ALAFF Basics of optimizing matrix-matrix multiplication

Subsection 12.2.3 Basics of optimizing matrix-matrix multiplication

Let us again consider the computation

\begin{equation*} C := A B + C, \end{equation*}

where \(A \text{,}\) \(B \text{,}\) and \(C \) are \(m \times m \) matrices. If \(m \) is small enough, then we can read the three matrices into the L1 cache, perform the operation, and write the updated matrix \(C \) back to memory. In this case,

During the computation, the matrices are in a fast memory (the L1 cache), which can keep up with the speed of floating point computation and
The cost of moving each floating point number from main memory into the L1 cache is amortized over \(m/2 \) floating point computations.

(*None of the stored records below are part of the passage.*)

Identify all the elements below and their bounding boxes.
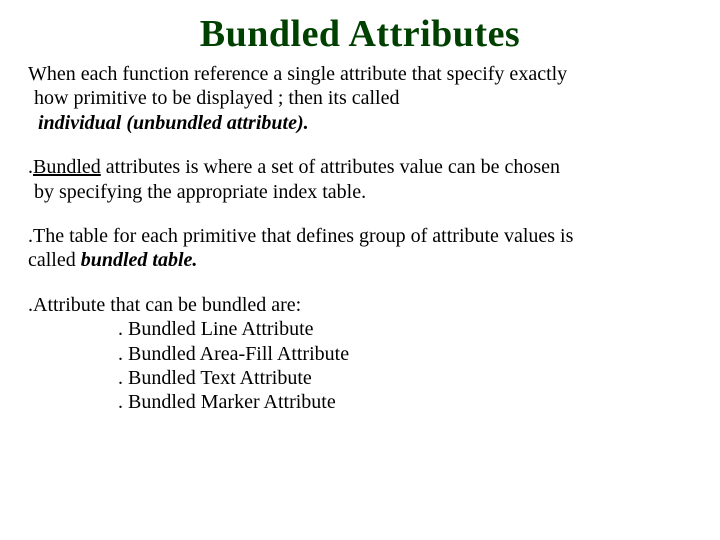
p4-intro: .Attribute that can be bundled are: [28,293,692,317]
paragraph-3: .The table for each primitive that defin… [28,224,692,273]
p1-line3: individual (unbundled attribute). [28,112,309,134]
p1-line1: When each function reference a single at… [28,63,567,85]
slide-title: Bundled Attributes [28,12,692,56]
paragraph-4: .Attribute that can be bundled are: . Bu… [28,293,692,415]
p3-line2a: called [28,249,81,271]
p2-line2: by specifying the appropriate index tabl… [28,181,366,203]
p2-bundled-word: Bundled [33,156,101,178]
p2-line1-rest: attributes is where a set of attributes … [101,156,560,178]
p3-line2b: bundled table. [81,249,198,271]
list-item: . Bundled Text Attribute [28,366,692,390]
list-item: . Bundled Marker Attribute [28,390,692,414]
p3-line1: .The table for each primitive that defin… [28,225,573,247]
paragraph-1: When each function reference a single at… [28,62,692,135]
paragraph-2: .Bundled attributes is where a set of at… [28,155,692,204]
slide: Bundled Attributes When each function re… [0,0,720,540]
list-item: . Bundled Line Attribute [28,317,692,341]
list-item: . Bundled Area-Fill Attribute [28,342,692,366]
p1-line2: how primitive to be displayed ; then its… [28,87,399,109]
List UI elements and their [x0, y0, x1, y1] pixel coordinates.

If \(m \) is large enough, then the cost of moving the data becomes insignificant. (If carefully orchestrated, some of the movement of data can even be overlapped with computation, but that is beyond our discussion.)

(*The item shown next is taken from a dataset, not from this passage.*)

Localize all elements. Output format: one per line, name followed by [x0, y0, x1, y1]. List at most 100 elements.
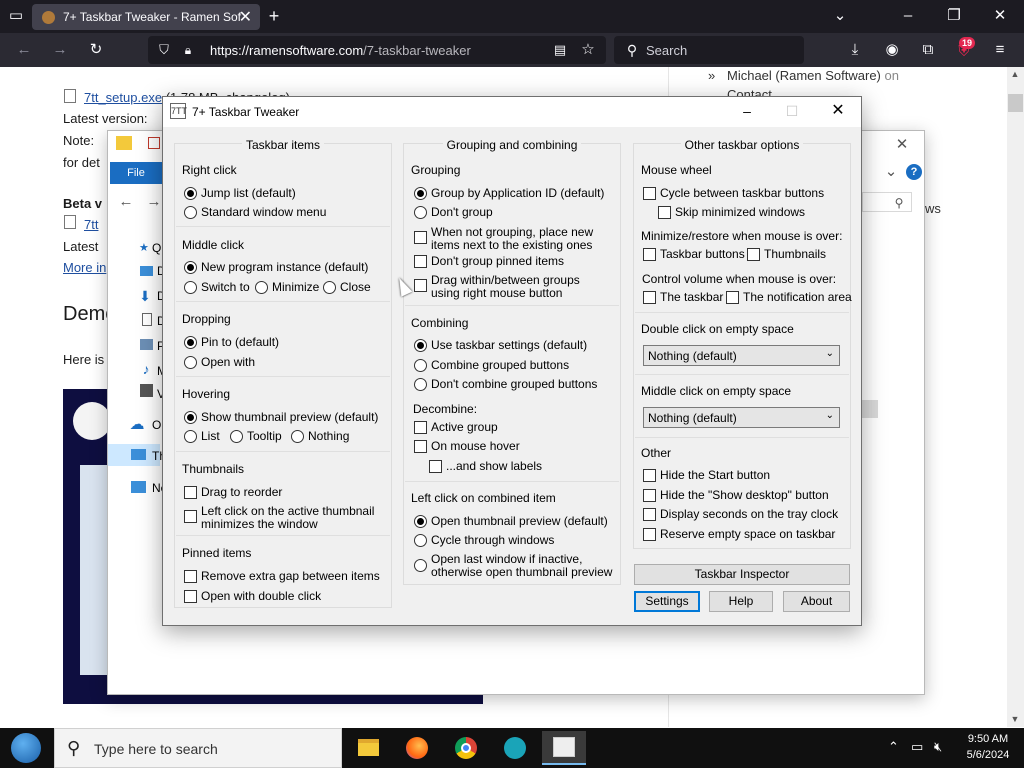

We immediately notice there is a tension: \(m \) must be small so that all three matrices can fit in the L1 cache. Thus, this only works for relatively small matrices. However, for small matrices, the ratio \(m / 2 \) may not be favorable enough to offset the very slow main memory.

Fortunately, matrix-matrix multiplication can be orchestrated by partitioning the matrices that are involved into submatrices, and computing with these submatrices instead. We recall that if we partition

\begin{equation*} C = \left( \begin{array}{c | c | c | c } C_{0,0} \amp C_{0,1} \amp \cdots \amp C_{0,N-1} \\ \hline C_{1,0} \amp C_{1,1} \amp \cdots \amp C_{1,N-1} \\ \hline \vdots \amp \vdots \amp \amp \vdots \\ \hline C_{M-1,0} \amp C_{M-1,1} \amp \cdots \amp C_{M-1,N-1} \end{array} \right), \end{equation*}

\begin{equation*} A = \left( \begin{array}{c | c | c | c } A_{0,0} \amp A_{0,1} \amp \cdots \amp A_{0,K-1} \\ \hline A_{1,0} \amp A_{1,1} \amp \cdots \amp A_{1,K-1} \\ \hline \vdots \amp \vdots \amp \amp \vdots \\ \hline A_{M-1,0} \amp A_{M-1,1} \amp \cdots \amp A_{M-1,K-1} \end{array} \right), \end{equation*}

and

\begin{equation*} B = \left( \begin{array}{c | c | c | c } B_{0,0} \amp B_{0,1} \amp \cdots \amp B_{0,N-1} \\ \hline B_{1,0} \amp B_{1,1} \amp \cdots \amp B_{1,N-1} \\ \hline \vdots \amp \vdots \amp \amp \vdots \\ \hline B_{K-1,0} \amp B_{K-1,1} \amp \cdots \amp B_{K-1,N-1} \end{array} \right), \end{equation*}

where \(C_{i,j} \) is \(m_i \times n_j \text{,}\) \(A_{i,p} \) is \(m_i \times k_p \text{,}\) and \(B_{p,j} \) is \(k_p \times n_j \text{,}\) with \(\sum_{i=0}^{M-1} m_i = m \text{,}\) \(\sum_{j=0}^{N-1} n_i = n \text{,}\) and \(\sum_{p=0}^{K-1} k_i = k \text{,}\) then

\begin{equation*} C_{i,j} := \sum_{p=0}^{K-1} A_{i,p} B_{p,j} + C_{i,j} . \end{equation*}

If we choose each \(m_i \text{,}\) \(n_j \text{,}\) and \(k_p\) small enough, then the submatrices fit in the L1 cache. This still leaves us with the problem that these sizes must be reasonably small if the ratio of flops to memops is to be sufficient. The answer to that is to block for multiple levels of caches.